Another possibility is to increase the size of existing Edge node VMs in an Edge cluster. This may be done while preserving most existing Edge node state by using an NSX API supplied for this purpose.
SDDC Manager does not itself provide automation for the resizing process, so this script fills the gap: in addition to invoking the resize operations for each Edge node, this script also takes care of increasing Edge node resource pools, and restoring the resized Edge node VMs to any anti-affinity and host-affinity rules which they were previously listed in.
Note that this script only increases resource pool sizes, and only when needed. It never shrinks resource pools, even if a user requests a resize to a smaller form factor, or to roll back a previous resize operation.
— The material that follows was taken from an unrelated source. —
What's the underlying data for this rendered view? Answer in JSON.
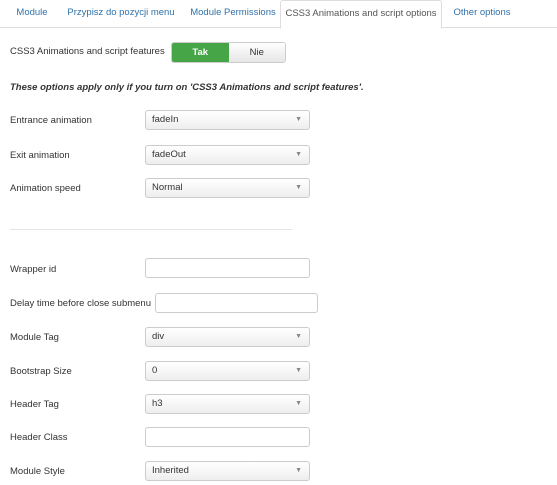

Operations the Resizer Performs
While the main aim of the resizer tool is to apply the NSX "redeploy" API to each Edge node in the user-selected Edge cluster, several other steps are needed in order to facilitate this. At a high level, the sequence of operations performed during a resize run is:
As noted elsewhere, if any Edge node redeploy attempt fails, the resizer will attempt to restore that Edge node only to its former size, and the resizer then stops.